DRC between catastrophe and victory in its struggle for democracy
The Democratic Republic of Congo appears to be anything but a peaceful, democratically progressingcountry. A few months ago the Independent Electoral Commission (IEC) in the DRC released a schedule wherein they announced the first round of governmental elections to be hold on the 27th November 2011. While the Commission and international Organisations such as the United Nations (UN) or the Centre for Strategic & International Studies (CSIS) prepare for the upcoming elections, mobilizing activities among different armed groups increase. The international Community as well as governments of neighbouring countries look with big concern at the developments in the DRC.

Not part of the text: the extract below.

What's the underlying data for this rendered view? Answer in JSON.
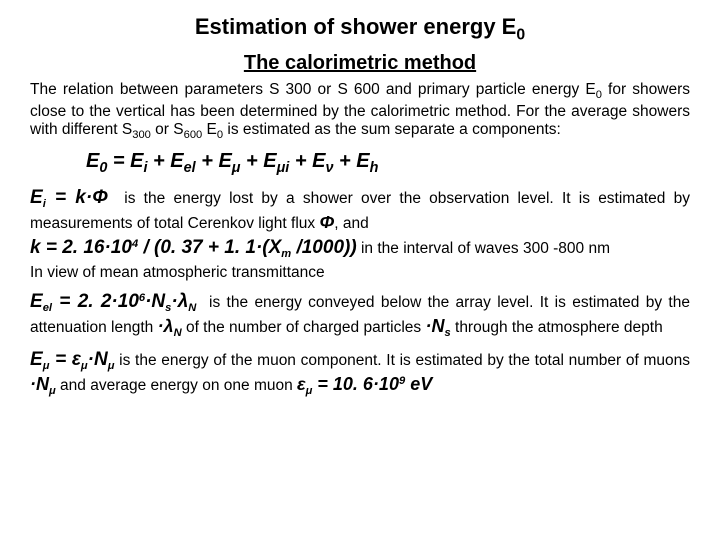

The announced elections will be the second free elections in the history of the 50 years old country. Already in August this year, three months before the planed day of elections, independent observers doubted if the country would be prepared appropriately to ensure a peaceful process. It is questionable if the government is capable of guarantee a safe surrounding for the voters of the 70 million headed state with a size of Western Europe.
Kivu region, both local and international focus:
The region around its capital Goma was already for decades starting point for different armed rebel groups. After the Front Patriotique Rwandais (FPR) intervened militarily in Rwanda in 1994 and ended the genocide, lots of the former génocidaires escaped to the neighbouring Democratic Republic of Congo. There they sought shelter in the bushes of the regional mountains. Reorganised and restructured, prepared to invade Rwanda again, they operated not only from the deep bush in Northern Kivu but also infiltrated the large refugee camps among the Congolese-Rwandan borderlands. They terrorized the local village communities as well as the big amount of refugees whose escape goes back to the genocide in Rwanda. They raped women, murdered among the villagers, plundered local communities and recruited a large number of child soldiers. According to the guardian there is evidence of increasing activities of armed groups in parts of Northern Kivu. Henri Ladyi, leading Congolese peacemaker and director of the Centre Résolution Conflits told the guardian:
The election motivates many people and many armed groups to go back to using guns as a way to try and gain power.
The numbers are increasing and many ex-combatants are going back to the bush now: violence is what they know. Many of those who were demobilised were not accepted when they tried to go back into the communities – people were very angry – so they are easily recruited back to be with the bandits, and the militias are building strength. People are very fearful about what will happen in this next month.
While in such areas as Kivu region an increase of recruitment and rearmament among rebel groups is observed, civil societies and human rights activists are worried about the safety of different candidates for this year’s elections. Vital Kamherhe from the Union Fait La Nation du Congo Party (UNC) told voanews.com the safety of political activists and candidates would not be guaranteed.
The danger of unorganized and chaotic elections in which the safety of the candidates and the voters cannot be guaranteed keeps both the international community and the Congolese population on their toes. Everybody seems to have the hope that the DRC is not going through a process of Ivoirianization. After the Ivoirian presidential elections last November resulted in a civil war, the fear is big that such developments could be repeated in the DRC.
Beside all these worrying developments it is to be mentioned that MONUSCO, the world’s biggest UN peacekeeping mission, is still stationed in Goma. Although, Colonel Maktar Job said it is not the intention of UN soldiers to intervene in the region. However it is questionable how the international community and especially the neighboring countries as Rwanda will react in case of riots in the course of the elections.